この先生の暖かい指導の元、息子は先生に困った事を話すようになった。今までは、聞かれるまで待っている事が多かったが、この先生が根気よく、話しかけてくれ、「困ったことがあったら、この時間においで。」と、来てもいい具体的な時間を示してくれたり、息子の好きなウルトラマンの話にも付き合ってくれた。
それから、褒める時はみんなの前で褒めてくれた。○○くんは、こんなことができるんだね!すごいね、さ、みんな拍手〜〜〜!みたいな。もちろん、それってうちの息子だけではなく、みんなにそうしていた。
少しづつ、自分に自信がもてたり、自分ができる事を認識できるようになった気がする。苦手なことに目を向けるより、できる事をさらに伸ばす、というやり方をする先生だった。

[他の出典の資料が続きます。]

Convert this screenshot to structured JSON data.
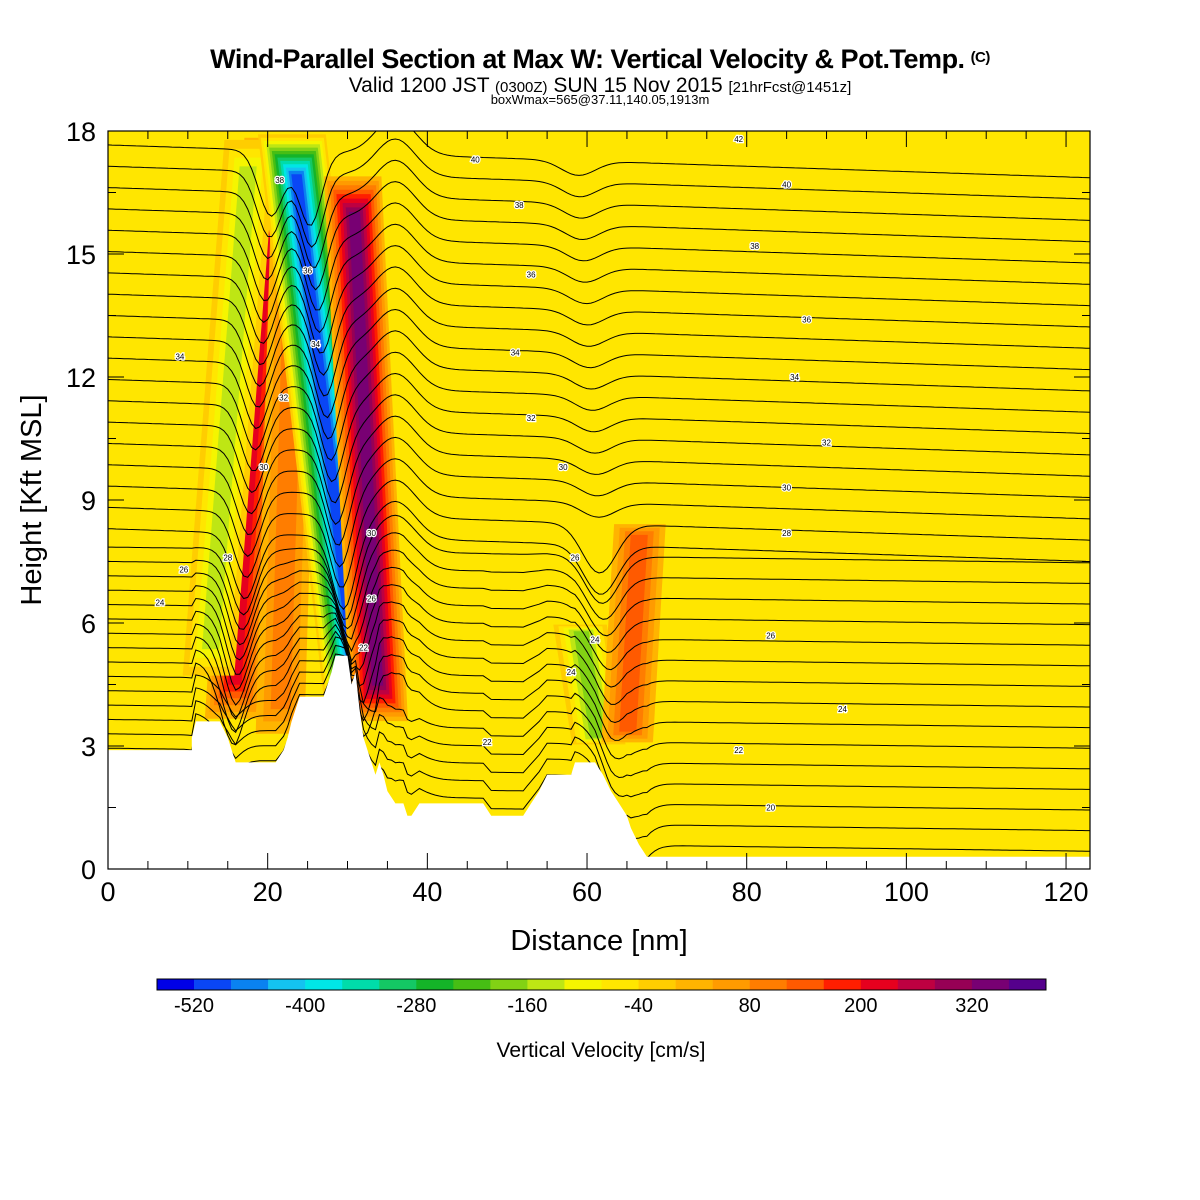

苦手な算数も、ほんの少しの成長に気づいては、息子に伝えてくれた。
今でも、息子はこの先生のこと「優しかった」と言っている。
クラス全体の雰囲気も、温かかった。
とはいえ、男の子は相変わらず、つるんでいるし、女の子も徐々に男の子よりも体の大きな子が増え始めた。息子は、ポツンとすることもあったが、大きないじめなどもなく、やはり世話好きな女子に世話をされるか、優しい男子が声をかけてくれたりした。
4年ももうすぐ終わる2月に2分の1成人式があった。
前日に先生から電話がかかってきた。
「お母さん、息子さん大丈夫ですよ。ちゃんと、発表の練習もしてるし。上手にできてる。内容も自分で考えたんですよ。明日、安心してお越し下さいね」
と言われた。きっと、心配でたまらない私の胸中を察してくれたんだと思った。
最初は体育館で学年全体で歌や演奏があり、後半は各クラスに分かれて、「自分の夢」について発表をするという。。安心してと言われても、正直、恐怖。。。
相変わらず小さい妹2人を連れて、体育館へ行き、歌や演奏を聞いた。口はなんとなく動いている。楽器の担当は、タンバリン。何となく、タイミングもずれずに叩いている。よかった、よかった、、、問題は次。。
確か、なぜか家庭科室に移動して、いよいよ発表が始まった。
1人目の発表を見た時に、衝撃だった。
「え?みんなの前に出て、家庭科室の机の上に立って、見ないで発表するの??」
ひえ〜〜〜〜💦
やれるの?あんなこと、やれるの??見るのが怖い。
私は自分の心臓が飛び出るんじゃないかってくらい緊張した。
もう、何かしていないとこの緊張はどうにもならないと思い、下の子をせっせと抱っこしてあやした。
みんなご立派な夢を語って、どんどん順番が進む。4年生ともなると、本当に一人前なんだな〜と、久々に周りの子供の成長ぶりを見た。
さて、いよいよ息子の順番がきた。
もう、私の心臓は最高潮にバクバクしていた。
息子の夢の内容は全部は覚えていないけど、こんな感じだった。
「将来はパン屋さんになりたいです。僕はパンが大好きだからです。
美味しいパンを作って、みんなに美味しいパンを食べてもらいたいです。
みんなが喜んでくれたら僕も嬉しいです。
それから、お母さんにも美味しいパンを食べてもらいたいです。」
お辞儀をして、みんなに拍手をもらって降りていった。
ちゃんと、見ないで言えたし、発表ができたことに感動した🥺
内容も一生懸命考えたんだろうな〜ということがよく伝わってきた。
感動して、涙出た。
そして、あの時の発表した話の通り、今は美味しい野菜を作ってるよ!社員さんにもお裾分けするんだもんね。私も美味しい野菜もらって食べてるよ!ありがとう!
いい担任の先生と巡り合い、4年生の1年間は、この2分の1成人式を集大成に、本当に成長した息子を見ることができた。
息子が5年生になるときに、その担任の先生は、自分の奥さんの実家の県で、先生になることになり、退職された。
確か、単身赴任をしていて、それまでは、奥さんと息子さんとは離れて住んでいたようだ。きっと、息子さんのためを思って、決断したんだろうな、とすぐに思った。
いなくなるのはとっても惜しいと思ったが、自分の息子のように見てくれて、今でも本当に感謝している。